Imaging Findings of Benign Enhancing Foramen Magnum Lesions

M.U. Antonucci and M.V. Spampinato

We are grateful to McGuinness et al for their interesting and clinically applicable article “Benign Enhancing Foramen Magnum Lesions: Clinical Report of a Newly Recognized Entity.”1 In a series of 14 patients, the authors documented the stereotypical appearance of 16 small, enhancing lesions posterior to and separate from the proximal intracranial vertebral artery. In all patients with available imaging, longitudinal follow-up confirmed stability. The authors noted 9 cases in which the enhancing focus was continuous with a presumed bridging vein extending from the internal vertebral venous plexus to the anterior condylar venous confluence. Thus, they suggested that the process might reflect a venous finding, such as a varix, with a small nerve root ganglion/pseudoganglion as a differential consideration.

We recently observed this same finding in a 67-year-old man undergoing a radiation treatment–planning brain MR imaging for a right caudate melanoma metastasis (Fig 1A). The presence of a small (2-mm), enhancing left foramen magnum lesion (Fig 1B) initially generated concern for a second metastasis. However, after we retrieved the patient's prior MR imaging (Fig 1C), our concern was mitigated by 18-month stability. We were further reassured after noting its appearance was identical to that of the patients of McGuinness et al, supporting the benign nature of the process, despite metastatic disease elsewhere.

Fig 1.

Axial T1 postcontrast volumetric imaging from a radiation-planning MR imaging for a metastatic melanoma lesion (A, arrow) demonstrates a 2-mm enhancing focus posterior to the left vertebral artery in the foramen magnum (B, arrow). This was unchanged from a study 18 months earlier (C, arrow) and was seen on a venous phase soft-tissue neck CT (D, arrow). Thin-section postcontrast imaging reveals its close proximity to a barely perceptible upper cervical nerve root (E, dashed arrow).
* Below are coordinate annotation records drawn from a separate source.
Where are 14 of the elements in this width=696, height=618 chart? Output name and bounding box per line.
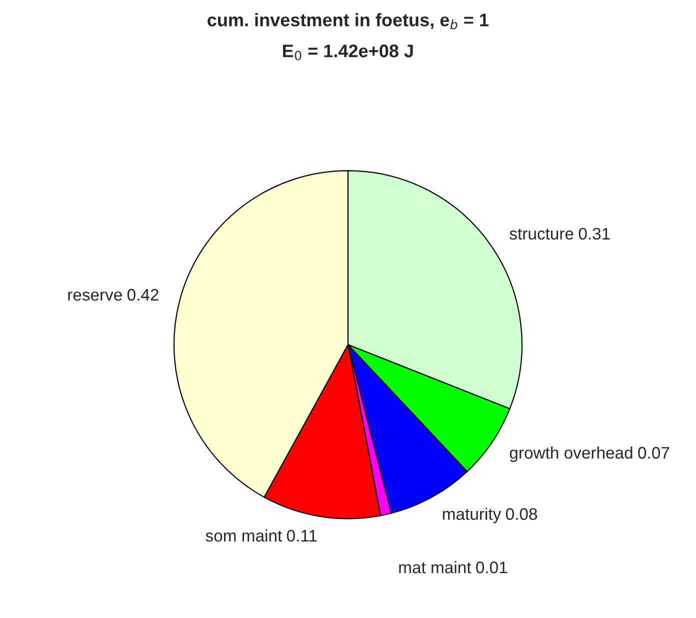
data-label: 0.07 [638,446,670,459]
slice-label: som maint [206,529,282,542]
slice-label: reserve [68,292,122,301]
chart-subtitle: E$_{0}$ = 1.42e+08 J [283,44,413,60]
data-label: 0.01 [476,562,508,574]
data-label: 0.08 [506,508,538,520]
chart-title: cum. investment in foetus, e$_{b}$ = 1 [208,13,488,30]
slice-label: growth overhead [510,446,632,462]
slice-label: structure [510,228,574,240]
slice-label: maturity [442,508,502,524]
data-label: 0.31 [578,228,610,240]
data-label: 0.42 [127,288,158,301]
slice-label: mat maint [399,561,472,574]
data-label: 0.11 [286,530,317,542]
A presumably coincidental developmental venous anomaly is seen in the left cerebellar hemisphere (F, black arrow).

The imaging in our patient illustrates several additional notable features. First, he had a prior contrasted soft-tissue neck CT (Fig 1D), on which the process was evident as a small enhancing focus with an attenuation measurement of approximately 90 Hounsfield units. This was less than surrounding arterial vascular structures (for instance, 175 HU in the adjacent vertebral artery) and lower than the intracranial dural venous sinuses (for instance, 190 HU in the transverse sinus). However, its attenuation was similar to that in the upper cervical epidural plexus, suggesting a related venous etiology. Second, while the authors noted that they were unable to visualize the relationship of the process to the spinal accessory or upper cervical nerve roots, our patient's thin-section postcontrast imaging reveals its proximity to the latter (Fig 1E). While this could suggest a neural or perineural origin, we likewise referenced the findings of prior anatomic studies, in which small bridging veins approximate nerve roots as they course to and through the surrounding dura.24 Thus, the spatial relationship between the lesion and the upper cervical nerve roots does not preclude a venous etiology of the process. Last, our patient had a large developmental venous anomaly in the left cerebellum (Fig 1F), superior to the foramen magnum finding, but we suspect this may be coincidental in nature.

Regardless of its specific etiology, we hope that our case illustrates complementary features that can assist radiologic interpretation. Whether observed on CT or MR imaging, the stereotypical imaging characteristics are reassuring, and their recognition can optimize resource allocations by obviating extensive follow-up imaging, even when assessing intracranial metastatic disease.

Footnotes

  • Disclosures: M. Vittoria Spampinato—UNRELATED: Grants/Grants Pending: Bracco*. *Money paid to the institution.